Places that hire estheticians and pay a commission …

  • Elements Spa Salon at the Great Wolf Lodge Grapevine near the Dallas/Fort Worth International Airport hires estheticians as employees and pays them on a wage/commission basis. Responsible for providing all skin care and waxing services for clients – both walk ins and regulars – estheticians work at this establishment as part of a team environment.
  • Massage Envy in Phoenix hires licensed estheticians and pays them an hourly wage plus a commission for product sales. As an employee of massage envy, you work as part of a team environment and don’t need to worry about advertising, client booking, or billing.

Professional Opinion

See what the professionals are saying about renting vs commission work as an esthetician:

Professional esthetician Veronica Lillie says that as a booth renter she has control over her hours, prices, and products; “…all of that great stuff that pretty much we all want.” Working for a salon or skin care studio on commission means you provide services in exchange for an agreed amount.

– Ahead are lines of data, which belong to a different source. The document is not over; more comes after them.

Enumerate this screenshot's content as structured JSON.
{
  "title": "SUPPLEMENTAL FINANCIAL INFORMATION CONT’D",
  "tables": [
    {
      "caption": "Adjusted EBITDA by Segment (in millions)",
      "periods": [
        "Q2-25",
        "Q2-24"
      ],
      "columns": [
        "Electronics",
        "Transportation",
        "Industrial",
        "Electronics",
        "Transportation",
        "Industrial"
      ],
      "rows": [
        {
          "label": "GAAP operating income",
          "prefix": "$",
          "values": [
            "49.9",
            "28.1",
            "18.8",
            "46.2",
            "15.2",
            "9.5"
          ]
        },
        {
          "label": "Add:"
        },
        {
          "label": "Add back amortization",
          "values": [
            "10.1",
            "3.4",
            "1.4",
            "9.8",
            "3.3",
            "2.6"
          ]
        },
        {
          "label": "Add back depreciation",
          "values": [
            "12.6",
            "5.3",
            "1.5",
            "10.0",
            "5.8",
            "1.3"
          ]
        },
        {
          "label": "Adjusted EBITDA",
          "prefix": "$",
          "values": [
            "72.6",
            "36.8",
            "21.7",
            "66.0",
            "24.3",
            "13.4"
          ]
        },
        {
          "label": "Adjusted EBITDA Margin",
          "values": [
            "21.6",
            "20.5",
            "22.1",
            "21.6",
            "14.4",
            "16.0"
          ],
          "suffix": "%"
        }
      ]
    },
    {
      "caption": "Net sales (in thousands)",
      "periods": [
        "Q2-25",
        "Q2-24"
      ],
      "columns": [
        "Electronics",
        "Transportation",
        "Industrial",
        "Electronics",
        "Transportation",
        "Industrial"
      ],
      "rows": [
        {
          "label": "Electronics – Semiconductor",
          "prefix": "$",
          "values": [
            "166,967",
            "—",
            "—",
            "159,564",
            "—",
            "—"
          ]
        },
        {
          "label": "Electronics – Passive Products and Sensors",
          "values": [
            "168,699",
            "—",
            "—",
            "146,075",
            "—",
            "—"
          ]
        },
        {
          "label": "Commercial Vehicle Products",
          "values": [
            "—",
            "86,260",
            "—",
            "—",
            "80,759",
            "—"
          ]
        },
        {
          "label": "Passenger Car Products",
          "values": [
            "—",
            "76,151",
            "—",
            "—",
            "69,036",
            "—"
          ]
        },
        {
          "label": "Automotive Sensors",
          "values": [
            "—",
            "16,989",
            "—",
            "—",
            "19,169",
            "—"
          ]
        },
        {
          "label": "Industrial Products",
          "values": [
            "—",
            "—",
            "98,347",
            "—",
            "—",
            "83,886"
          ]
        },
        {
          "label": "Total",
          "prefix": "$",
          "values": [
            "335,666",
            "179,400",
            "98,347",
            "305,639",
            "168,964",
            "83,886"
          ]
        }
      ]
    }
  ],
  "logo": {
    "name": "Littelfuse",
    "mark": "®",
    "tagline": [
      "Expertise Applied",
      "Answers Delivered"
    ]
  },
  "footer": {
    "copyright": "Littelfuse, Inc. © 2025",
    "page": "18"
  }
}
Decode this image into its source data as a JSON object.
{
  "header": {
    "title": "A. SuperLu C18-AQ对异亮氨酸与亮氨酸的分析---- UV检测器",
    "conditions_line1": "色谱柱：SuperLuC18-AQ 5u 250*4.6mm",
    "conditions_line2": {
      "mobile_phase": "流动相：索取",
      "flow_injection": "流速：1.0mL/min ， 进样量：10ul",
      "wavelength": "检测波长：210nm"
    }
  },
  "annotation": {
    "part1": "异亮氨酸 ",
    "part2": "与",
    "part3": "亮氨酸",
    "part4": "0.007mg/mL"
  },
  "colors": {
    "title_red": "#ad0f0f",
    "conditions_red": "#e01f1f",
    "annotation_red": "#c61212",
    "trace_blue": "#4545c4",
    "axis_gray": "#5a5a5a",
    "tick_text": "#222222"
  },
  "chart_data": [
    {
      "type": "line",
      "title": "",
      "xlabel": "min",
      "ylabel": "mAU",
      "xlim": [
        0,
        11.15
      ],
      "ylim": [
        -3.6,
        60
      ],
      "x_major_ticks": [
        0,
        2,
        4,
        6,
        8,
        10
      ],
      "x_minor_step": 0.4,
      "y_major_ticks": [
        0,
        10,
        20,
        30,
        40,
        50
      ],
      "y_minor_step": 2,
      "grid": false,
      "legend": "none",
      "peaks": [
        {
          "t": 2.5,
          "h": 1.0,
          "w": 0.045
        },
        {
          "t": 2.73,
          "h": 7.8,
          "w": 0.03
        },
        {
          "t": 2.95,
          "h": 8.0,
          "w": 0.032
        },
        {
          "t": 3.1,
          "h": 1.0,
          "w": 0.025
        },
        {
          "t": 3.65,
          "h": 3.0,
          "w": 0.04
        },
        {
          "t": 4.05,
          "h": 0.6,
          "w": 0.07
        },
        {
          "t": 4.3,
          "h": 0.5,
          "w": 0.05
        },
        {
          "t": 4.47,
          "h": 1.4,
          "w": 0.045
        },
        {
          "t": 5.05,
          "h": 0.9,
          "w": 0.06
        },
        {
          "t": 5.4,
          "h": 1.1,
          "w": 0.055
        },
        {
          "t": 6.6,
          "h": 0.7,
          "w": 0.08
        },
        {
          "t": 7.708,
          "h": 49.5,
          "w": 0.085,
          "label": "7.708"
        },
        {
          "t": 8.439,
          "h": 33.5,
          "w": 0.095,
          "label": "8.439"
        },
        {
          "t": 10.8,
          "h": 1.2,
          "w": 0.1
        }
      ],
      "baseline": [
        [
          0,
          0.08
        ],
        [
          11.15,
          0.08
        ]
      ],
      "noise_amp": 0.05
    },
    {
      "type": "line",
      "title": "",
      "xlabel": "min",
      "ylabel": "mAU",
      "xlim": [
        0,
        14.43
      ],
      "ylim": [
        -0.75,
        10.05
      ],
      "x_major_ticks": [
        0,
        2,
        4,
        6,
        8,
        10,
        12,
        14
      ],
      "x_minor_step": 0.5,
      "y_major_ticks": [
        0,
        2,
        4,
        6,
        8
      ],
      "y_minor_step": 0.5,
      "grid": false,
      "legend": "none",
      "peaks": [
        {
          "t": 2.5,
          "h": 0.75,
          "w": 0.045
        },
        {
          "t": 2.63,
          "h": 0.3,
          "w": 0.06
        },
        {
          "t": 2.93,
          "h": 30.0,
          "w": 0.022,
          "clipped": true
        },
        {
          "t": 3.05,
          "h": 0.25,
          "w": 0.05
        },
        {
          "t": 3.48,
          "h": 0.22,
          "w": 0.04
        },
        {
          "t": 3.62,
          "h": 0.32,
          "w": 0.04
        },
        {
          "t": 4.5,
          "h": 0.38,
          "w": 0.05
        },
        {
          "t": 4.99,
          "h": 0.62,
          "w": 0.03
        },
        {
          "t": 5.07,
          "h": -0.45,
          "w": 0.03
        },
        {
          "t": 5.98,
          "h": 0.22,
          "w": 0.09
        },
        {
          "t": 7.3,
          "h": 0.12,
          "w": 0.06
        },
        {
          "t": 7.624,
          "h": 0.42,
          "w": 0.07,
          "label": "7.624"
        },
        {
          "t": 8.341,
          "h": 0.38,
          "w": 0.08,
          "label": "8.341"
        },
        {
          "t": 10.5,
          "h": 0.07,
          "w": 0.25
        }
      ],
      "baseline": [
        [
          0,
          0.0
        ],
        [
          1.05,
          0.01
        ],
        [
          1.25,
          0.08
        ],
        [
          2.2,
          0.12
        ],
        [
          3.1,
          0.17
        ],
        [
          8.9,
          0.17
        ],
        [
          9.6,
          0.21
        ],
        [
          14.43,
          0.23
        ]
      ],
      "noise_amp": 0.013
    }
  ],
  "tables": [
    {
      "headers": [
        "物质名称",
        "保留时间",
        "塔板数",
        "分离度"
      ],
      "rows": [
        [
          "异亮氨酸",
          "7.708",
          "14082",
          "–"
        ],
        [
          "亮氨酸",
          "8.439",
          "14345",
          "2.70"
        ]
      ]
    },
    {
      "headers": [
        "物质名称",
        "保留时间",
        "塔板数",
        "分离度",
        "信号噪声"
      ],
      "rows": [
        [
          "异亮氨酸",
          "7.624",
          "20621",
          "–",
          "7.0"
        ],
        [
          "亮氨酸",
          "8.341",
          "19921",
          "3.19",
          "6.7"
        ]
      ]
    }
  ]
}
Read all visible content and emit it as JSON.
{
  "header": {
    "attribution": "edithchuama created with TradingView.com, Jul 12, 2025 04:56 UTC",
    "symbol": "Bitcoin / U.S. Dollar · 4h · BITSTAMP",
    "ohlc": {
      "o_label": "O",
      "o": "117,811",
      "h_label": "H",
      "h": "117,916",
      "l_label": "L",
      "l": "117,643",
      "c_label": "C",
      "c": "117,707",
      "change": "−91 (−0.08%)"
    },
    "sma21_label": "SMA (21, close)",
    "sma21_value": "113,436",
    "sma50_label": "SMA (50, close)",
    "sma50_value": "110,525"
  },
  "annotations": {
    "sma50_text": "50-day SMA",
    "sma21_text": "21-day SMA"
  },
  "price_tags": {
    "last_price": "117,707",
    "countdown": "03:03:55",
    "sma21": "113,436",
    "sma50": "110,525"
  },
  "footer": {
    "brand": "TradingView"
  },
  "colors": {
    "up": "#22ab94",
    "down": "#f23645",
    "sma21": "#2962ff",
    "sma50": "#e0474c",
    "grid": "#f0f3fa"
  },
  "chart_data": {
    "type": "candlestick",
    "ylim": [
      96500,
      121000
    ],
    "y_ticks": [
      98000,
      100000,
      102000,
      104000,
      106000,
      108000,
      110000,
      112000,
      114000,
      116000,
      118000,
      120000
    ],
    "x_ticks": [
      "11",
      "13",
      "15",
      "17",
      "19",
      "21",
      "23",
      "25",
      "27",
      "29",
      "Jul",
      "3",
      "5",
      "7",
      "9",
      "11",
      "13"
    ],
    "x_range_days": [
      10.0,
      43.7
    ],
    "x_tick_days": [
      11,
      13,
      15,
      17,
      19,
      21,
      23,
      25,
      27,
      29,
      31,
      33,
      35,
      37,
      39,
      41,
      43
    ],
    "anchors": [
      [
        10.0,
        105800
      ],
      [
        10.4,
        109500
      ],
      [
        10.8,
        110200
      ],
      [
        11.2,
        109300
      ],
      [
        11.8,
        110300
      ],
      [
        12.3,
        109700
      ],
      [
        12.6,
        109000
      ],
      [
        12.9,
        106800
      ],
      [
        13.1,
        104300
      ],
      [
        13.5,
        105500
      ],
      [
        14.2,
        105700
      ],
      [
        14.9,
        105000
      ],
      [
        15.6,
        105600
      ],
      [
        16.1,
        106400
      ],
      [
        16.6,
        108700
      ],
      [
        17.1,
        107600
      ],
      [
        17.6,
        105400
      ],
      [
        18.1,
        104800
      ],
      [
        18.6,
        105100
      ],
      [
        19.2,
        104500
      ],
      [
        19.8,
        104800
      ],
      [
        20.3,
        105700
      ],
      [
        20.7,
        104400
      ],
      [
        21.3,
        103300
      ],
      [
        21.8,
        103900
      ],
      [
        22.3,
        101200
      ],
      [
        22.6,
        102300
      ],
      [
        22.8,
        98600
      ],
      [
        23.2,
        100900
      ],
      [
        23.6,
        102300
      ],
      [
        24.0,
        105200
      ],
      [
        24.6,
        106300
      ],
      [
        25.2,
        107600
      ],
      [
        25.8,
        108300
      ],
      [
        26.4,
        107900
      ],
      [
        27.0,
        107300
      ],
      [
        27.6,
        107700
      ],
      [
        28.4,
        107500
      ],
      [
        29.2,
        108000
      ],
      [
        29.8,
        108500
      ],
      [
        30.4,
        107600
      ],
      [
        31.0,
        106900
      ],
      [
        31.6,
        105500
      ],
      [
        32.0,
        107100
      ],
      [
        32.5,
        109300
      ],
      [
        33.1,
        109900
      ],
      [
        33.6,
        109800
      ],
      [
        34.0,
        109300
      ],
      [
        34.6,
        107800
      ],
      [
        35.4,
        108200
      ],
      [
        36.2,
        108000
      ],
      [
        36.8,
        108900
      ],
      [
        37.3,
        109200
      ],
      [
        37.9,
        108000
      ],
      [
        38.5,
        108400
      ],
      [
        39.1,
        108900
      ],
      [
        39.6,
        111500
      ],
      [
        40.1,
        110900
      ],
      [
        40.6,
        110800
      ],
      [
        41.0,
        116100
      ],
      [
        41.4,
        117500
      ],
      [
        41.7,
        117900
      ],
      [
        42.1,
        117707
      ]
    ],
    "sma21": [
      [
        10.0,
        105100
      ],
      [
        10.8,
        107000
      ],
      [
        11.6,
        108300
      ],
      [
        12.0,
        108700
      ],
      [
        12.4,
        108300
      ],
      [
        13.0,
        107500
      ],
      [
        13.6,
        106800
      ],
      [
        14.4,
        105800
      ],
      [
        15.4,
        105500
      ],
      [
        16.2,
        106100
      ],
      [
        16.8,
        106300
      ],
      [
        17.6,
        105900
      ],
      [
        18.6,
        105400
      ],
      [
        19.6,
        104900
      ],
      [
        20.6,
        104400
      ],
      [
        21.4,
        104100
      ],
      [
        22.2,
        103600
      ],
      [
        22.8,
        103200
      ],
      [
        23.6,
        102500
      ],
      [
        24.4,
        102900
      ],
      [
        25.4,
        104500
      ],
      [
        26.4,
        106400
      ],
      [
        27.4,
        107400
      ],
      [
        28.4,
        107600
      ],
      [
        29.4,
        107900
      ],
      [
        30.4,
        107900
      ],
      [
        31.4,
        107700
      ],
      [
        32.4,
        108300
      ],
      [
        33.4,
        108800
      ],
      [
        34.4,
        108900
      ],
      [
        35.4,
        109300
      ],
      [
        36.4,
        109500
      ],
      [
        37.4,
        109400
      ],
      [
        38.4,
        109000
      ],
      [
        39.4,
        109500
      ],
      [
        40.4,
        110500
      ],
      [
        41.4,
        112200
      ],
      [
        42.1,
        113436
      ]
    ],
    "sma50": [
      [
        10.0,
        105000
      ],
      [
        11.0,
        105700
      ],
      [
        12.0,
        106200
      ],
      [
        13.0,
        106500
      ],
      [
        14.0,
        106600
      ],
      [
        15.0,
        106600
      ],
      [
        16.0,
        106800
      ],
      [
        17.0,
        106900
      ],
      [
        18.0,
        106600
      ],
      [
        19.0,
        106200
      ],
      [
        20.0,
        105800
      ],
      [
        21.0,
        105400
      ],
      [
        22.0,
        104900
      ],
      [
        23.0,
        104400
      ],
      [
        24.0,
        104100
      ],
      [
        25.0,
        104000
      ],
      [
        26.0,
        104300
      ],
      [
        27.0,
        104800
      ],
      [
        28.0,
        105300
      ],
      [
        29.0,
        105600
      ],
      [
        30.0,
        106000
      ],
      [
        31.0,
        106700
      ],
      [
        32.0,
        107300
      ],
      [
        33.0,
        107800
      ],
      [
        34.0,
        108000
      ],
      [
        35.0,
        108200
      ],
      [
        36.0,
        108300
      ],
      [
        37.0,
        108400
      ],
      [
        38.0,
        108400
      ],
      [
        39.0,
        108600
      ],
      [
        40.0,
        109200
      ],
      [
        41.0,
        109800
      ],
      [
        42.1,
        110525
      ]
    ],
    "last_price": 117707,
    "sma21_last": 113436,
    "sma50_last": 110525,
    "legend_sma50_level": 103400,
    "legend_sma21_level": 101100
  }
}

While she prefers renting a booth herself, she advises, “…if you’re right out of school, I don’t recommend going straight rental. If you’ve got some experience underneath your belt and some clients, rental is where I recommend.”

Experienced esthetician Deborah Williams says that just starting out you need to get experience and an edge on your competition. Chain spas and retail stores are more likely to hire you fresh out of school, and putting in your time in these types of places is necessary to build your level of experience and clientele.